Honorary Chairman, Institute for Competitiveness

Economic growth is intricately linked with urbanisation. Studies show that nearly all countries that have achieved middle-income status were urbanised by at least 50 percent, and the countries that have attained high-income status were urbanised by about 70-80 percent. It is debatable how the causality flows but economic growth of countries is closely related to the movement of people to cities and the concentration of talent in urban spaces drives productivity, job creation, and economic growth. 

So, India’s path to higher growth is intertwined with the success of its urban spaces. The country, however, has had a unique relationship with urbanisation. The pace of urbanisation in India has not kept pace with the rate of economic growth. In fact, the rate of urbanisation between 2001 and 2011 was lower than in the second half of the previous century. This trend is surprising given that the opposite was true for economic growth. 

While these anomalies in India’s urbanisation trends are a subject of extensive research, it has been realised that the development of the urban sprawl in the periphery of cities is a leading cause. Such a nature of urban development has made it crucial to assess the ease of living in Indian cities, which has been placed at the forefront by the Ministry of Housing and Urban Affairs. An assessment of urban living and identification of areas where the cities are lacking can drive impactful change in urban governance.

The Ease of Living index is an effort to work towards these goals. Building on learnings from the previous edition, the Ease of Living Index 2020 presents a revised framework that evaluates 111 cities under three pillars. The index has also been validated by a Citizen Perception Survey to provide insights directly from the residents on the level of development in their cities. 

I hope that the findings from the index outlined in this report help decipher the state of urban development in India, and ultimately drive evidence-based policymaking. The primary objective of the Ease of Living Index is to achieve improved development outcomes across Indian cities. 

I am pleased that the Institute for Competitiveness was engaged by the Ministry of Housing and Urban Affairs to redesign the methodological framework of the index and analyse the data obtained. I would like to extend my gratitude to Shri Hardeep Singh Puri, Minister of Housing and Urban Affairs, Shri Durga Shanker Mishra, Secretary, MoHUA, Shri Kunal Kumar, Mission Director, Smart Cities Mission, MoHUA Shri Rahul Kapoor, Director, Smart Cities Mission, MoHUA, Smt. Reema Jain, Deputy Director, AMRUT, and everyone in the Ministry of Housing and Urban Affairs who has been a part of this study for enabling its success.

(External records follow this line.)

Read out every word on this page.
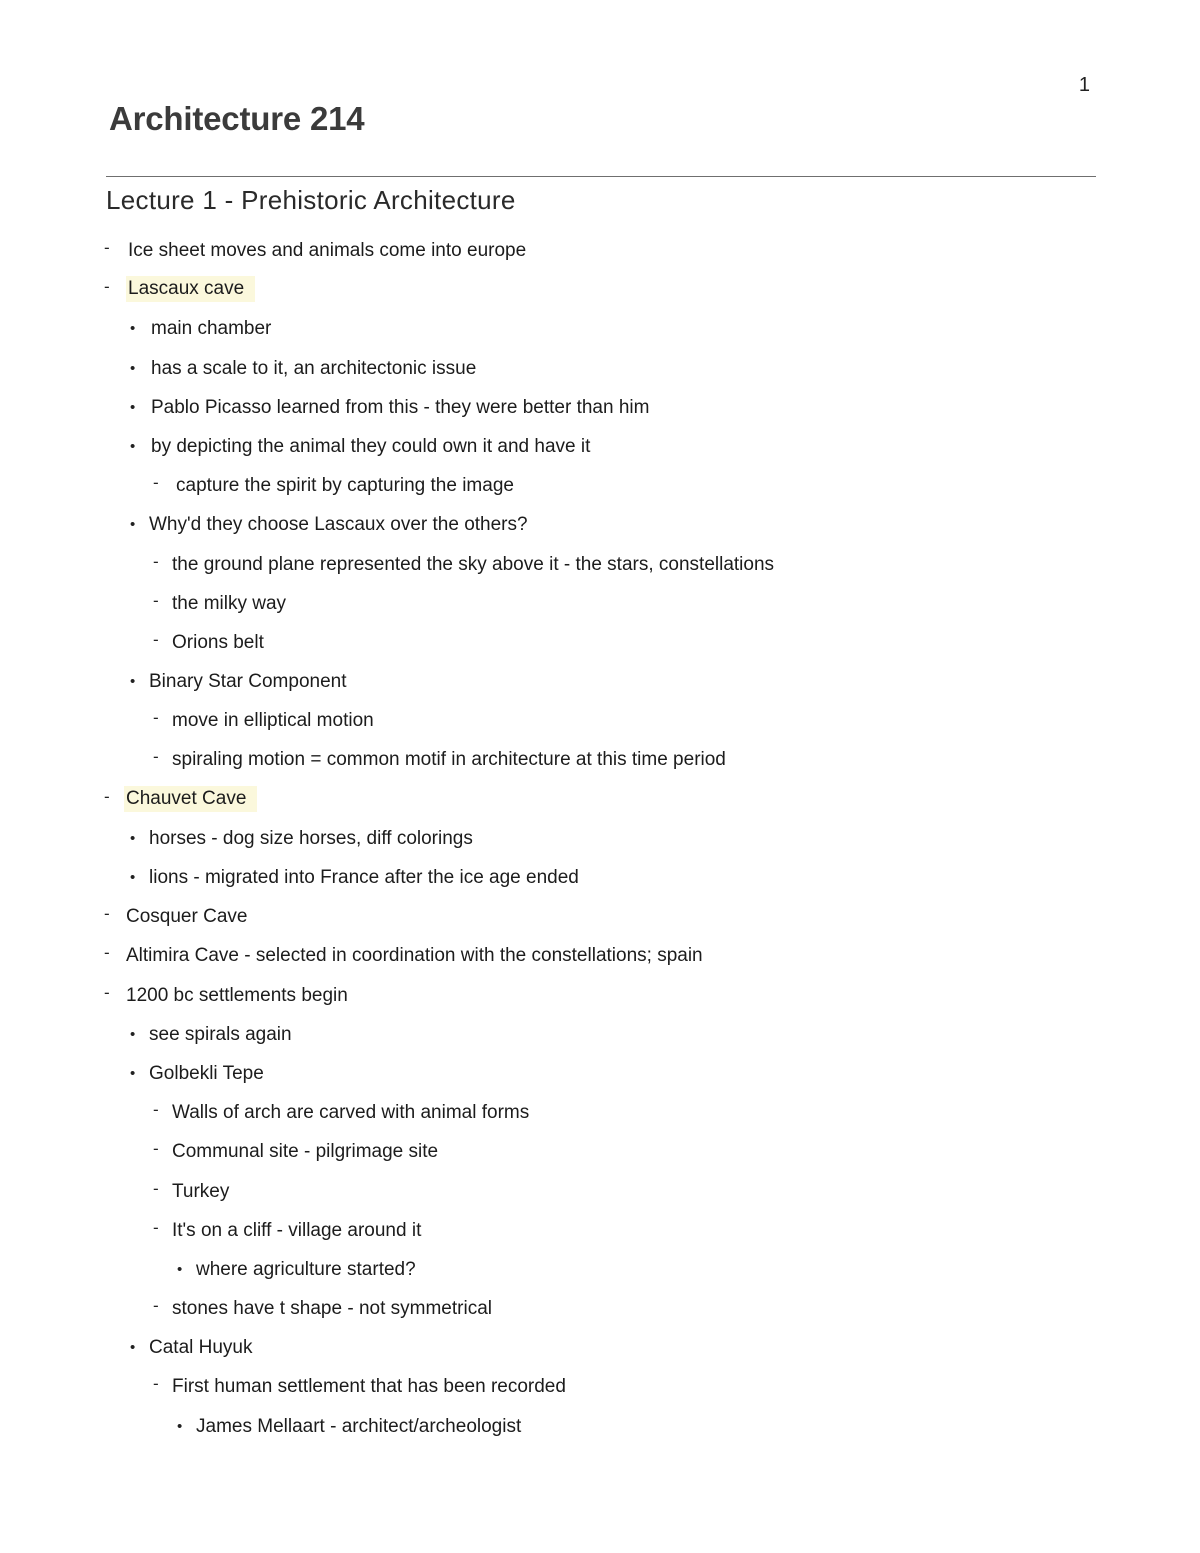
1
Architecture 214
Lecture 1 - Prehistoric Architecture
- Ice sheet moves and animals come into europe
- Lascaux cave
• main chamber
• has a scale to it, an architectonic issue
• Pablo Picasso learned from this - they were better than him
• by depicting the animal they could own it and have it
- capture the spirit by capturing the image
• Why'd they choose Lascaux over the others?
- the ground plane represented the sky above it - the stars, constellations
- the milky way
- Orions belt
• Binary Star Component
- move in elliptical motion
- spiraling motion = common motif in architecture at this time period
- Chauvet Cave
• horses - dog size horses, diff colorings
• lions - migrated into France after the ice age ended
- Cosquer Cave
- Altimira Cave - selected in coordination with the constellations; spain
- 1200 bc settlements begin
• see spirals again
• Golbekli Tepe
- Walls of arch are carved with animal forms
- Communal site - pilgrimage site
- Turkey
- It's on a cliff - village around it
• where agriculture started?
- stones have t shape - not symmetrical
• Catal Huyuk
- First human settlement that has been recorded
• James Mellaart - architect/archeologist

The study would also not have been possible without the tireless efforts of various teams who have been a part of the project including Karvy Data Management Services, National Informatics Centre, the City Data Officers, the Smart City Consultants, and the Smart City Fellows. Finally, I would also like to thank my colleagues at the Institute for Competitiveness – Chirag Yadav, Manisha Kapoor, Aniruddh Duttaa, Sreetama Basu, Disha Sharma, and Harshula Sinha – who have played an indelible role in taking this study to fruition.